Previous work has evaluated the consistency of and the variety of means of gauging healthcare quality. Previous work by Rothberg and colleagues¹⁸ comparing hospital rankings across 5 common consumer-oriented websites found disagreement on hospital rankings within any diagnosis and even among metrics such as mortality. Another study by Halasyamani and Davis¹⁹ found that CMS Compare and USNWR rankings were dissimilar and the authors attributed the discrepancy to different methodologies. In addition, a study by Krumholz and colleagues²⁰ focused on Internet report cards, which measured the appropriate use of select medications and mortality rates for acute myocardial infarction as the quality metrics. The authors found that, in aggregate, there was a clear difference in quality of care and outcomes but that comparisons between 2 hospitals provided poor discrimination.²⁰ Other work has analyzed the increasing trend of online ratings of orthopedic surgeons by patients.²¹ However, there remains no agreed-upon definition of quality. Thus, the use of the term “quality” in several studies may be misleading.

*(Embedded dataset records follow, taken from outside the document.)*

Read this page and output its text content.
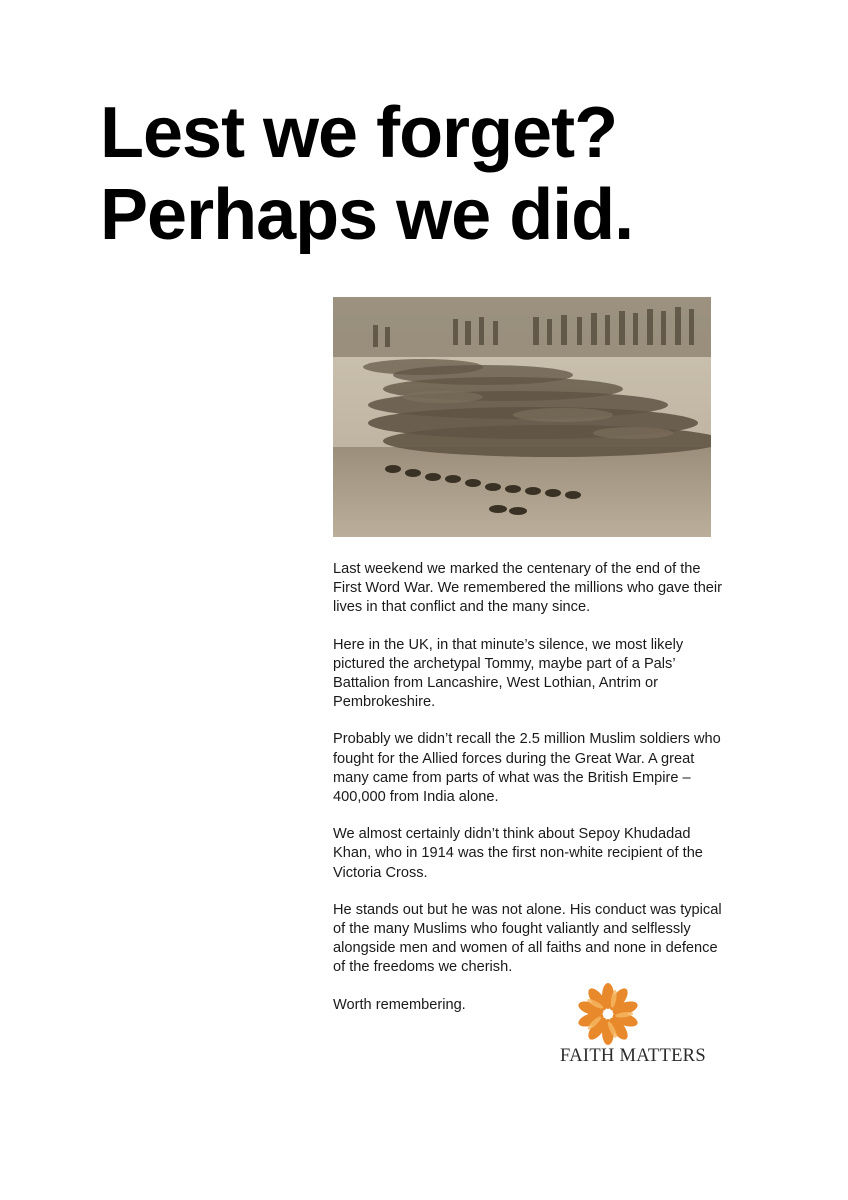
Lest we forget?
Perhaps we did.

Last weekend we marked the centenary of the end of the First Word War. We remembered the millions who gave their lives in that conflict and the many since.

Here in the UK, in that minute’s silence, we most likely pictured the archetypal Tommy, maybe part of a Pals’ Battalion from Lancashire, West Lothian, Antrim or Pembrokeshire.

Probably we didn’t recall the 2.5 million Muslim soldiers who fought for the Allied forces during the Great War. A great many came from parts of what was the British Empire – 400,000 from India alone.

We almost certainly didn’t think about Sepoy Khudadad Khan, who in 1914 was the first non-white recipient of the Victoria Cross.

He stands out but he was not alone. His conduct was typical of the many Muslims who fought valiantly and selflessly alongside men and women of all faiths and none in defence of the freedoms we cherish.

Worth remembering.

FAITH MATTERS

Our results must be interpreted keeping the limitations of our work in mind. First, we used expert knowledge and a public search engine to develop our list of organizations that provide TJA quality designations. However, there is a possibility that we did not include all relevant organizations. Second, although all authors reviewed the final data, it is possible that there was human error in the analysis of each organization’s quality designation criteria.

CONCLUSION

As healthcare progresses further toward a system that rewards providers for delivering value to patients, accurately defining and measuring quality becomes critical because it can be suggestive of value to patients, payers, and providers. Furthermore, it gives providers a goal to focus on as they strive to improve the value of care they deliver to patients. Measuring healthcare quality is currently a novel, imperfect science,²² and there continues to be a debate about what factors should be included in a quality designation formula. Nonetheless, more and more quality designations and performance measurements are being created for orthopedic care, including total hip and total knee arthroplasty. In fact, in 2016, The Leapfrog Group added readmission for patients undergoing TJA to its survey.²³ Consensus on a quality definition may facilitate the movement toward a value-based healthcare system. Future research should evaluate strategies for gaining consensus among stakeholders for a universal quality metric in TJA. Surgeons, hospitals, payers, and most importantly patients should play critical roles in defining quality.